Overall, the annual number of new polio cases has plummeted
by more than 99 percent since the 1980s, when polio infected about 350,000
children a year. Only 223 new cases were recorded for all of 2012. More than
two billion children have been immunized in 122 countries, preventing five
million cases of paralysis and 250,000 deaths.

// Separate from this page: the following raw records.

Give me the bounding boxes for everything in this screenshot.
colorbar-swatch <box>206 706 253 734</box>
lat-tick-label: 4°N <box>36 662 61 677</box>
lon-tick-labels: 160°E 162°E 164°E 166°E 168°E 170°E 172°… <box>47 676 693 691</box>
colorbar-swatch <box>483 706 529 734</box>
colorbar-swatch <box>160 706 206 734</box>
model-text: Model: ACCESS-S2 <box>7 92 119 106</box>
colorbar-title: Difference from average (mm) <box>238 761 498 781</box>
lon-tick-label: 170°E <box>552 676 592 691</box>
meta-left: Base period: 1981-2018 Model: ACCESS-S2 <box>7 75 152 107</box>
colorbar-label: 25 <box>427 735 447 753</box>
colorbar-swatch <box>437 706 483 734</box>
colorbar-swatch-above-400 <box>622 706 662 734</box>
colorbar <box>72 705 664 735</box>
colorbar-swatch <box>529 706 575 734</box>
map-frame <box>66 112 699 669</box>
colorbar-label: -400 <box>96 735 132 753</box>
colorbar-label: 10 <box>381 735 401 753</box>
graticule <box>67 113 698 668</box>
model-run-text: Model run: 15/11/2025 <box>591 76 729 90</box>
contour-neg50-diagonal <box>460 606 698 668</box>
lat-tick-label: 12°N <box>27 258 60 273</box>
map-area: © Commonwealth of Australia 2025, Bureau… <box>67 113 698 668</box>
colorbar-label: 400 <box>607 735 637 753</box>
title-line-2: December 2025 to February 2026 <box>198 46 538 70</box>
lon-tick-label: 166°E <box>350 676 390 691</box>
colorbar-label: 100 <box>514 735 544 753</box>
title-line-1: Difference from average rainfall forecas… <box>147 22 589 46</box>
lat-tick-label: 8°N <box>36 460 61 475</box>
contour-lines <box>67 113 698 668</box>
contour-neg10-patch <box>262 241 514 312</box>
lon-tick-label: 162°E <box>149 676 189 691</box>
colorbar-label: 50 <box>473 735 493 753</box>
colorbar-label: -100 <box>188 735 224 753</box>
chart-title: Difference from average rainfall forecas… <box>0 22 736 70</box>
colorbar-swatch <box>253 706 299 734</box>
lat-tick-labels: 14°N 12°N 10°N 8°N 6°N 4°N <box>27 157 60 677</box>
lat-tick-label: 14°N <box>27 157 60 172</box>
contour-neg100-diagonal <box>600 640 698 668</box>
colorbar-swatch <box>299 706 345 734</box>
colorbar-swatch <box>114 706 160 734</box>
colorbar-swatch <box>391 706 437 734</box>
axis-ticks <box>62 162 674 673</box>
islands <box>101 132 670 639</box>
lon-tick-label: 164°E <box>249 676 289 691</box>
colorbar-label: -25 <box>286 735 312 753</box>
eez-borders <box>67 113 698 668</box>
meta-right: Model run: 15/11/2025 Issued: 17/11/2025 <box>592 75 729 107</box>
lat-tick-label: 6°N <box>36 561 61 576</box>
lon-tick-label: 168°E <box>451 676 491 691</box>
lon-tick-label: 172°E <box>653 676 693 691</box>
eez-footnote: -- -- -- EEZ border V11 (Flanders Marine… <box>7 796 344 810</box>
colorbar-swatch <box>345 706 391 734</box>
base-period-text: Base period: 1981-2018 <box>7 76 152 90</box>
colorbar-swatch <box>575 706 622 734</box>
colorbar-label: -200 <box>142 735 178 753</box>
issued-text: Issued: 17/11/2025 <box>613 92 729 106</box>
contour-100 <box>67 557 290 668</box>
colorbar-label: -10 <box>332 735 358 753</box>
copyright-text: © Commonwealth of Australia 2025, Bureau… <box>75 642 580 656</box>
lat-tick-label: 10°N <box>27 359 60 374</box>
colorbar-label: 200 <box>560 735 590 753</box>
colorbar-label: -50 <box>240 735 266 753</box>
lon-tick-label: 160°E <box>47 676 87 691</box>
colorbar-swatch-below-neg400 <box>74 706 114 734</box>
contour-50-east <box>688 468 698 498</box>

Polio today remains endemic in
only three countries, Afghanistan,
Nigeria and Pakistan,
although “imported” cases in previously polio-free areas, such as the Horn of
Africa, will continue to occur until the virus is finally stopped in the
endemic countries.
Rotary is a global network of volunteer leaders dedicated to
tackling the world’s most pressing humanitarian challenges. Rotary’s 1.2
million members hail from more than 200 countries and geographical areas. Their
work improves lives at both the local and international levels, from helping
families in need in their own communities to working toward a polio-free world.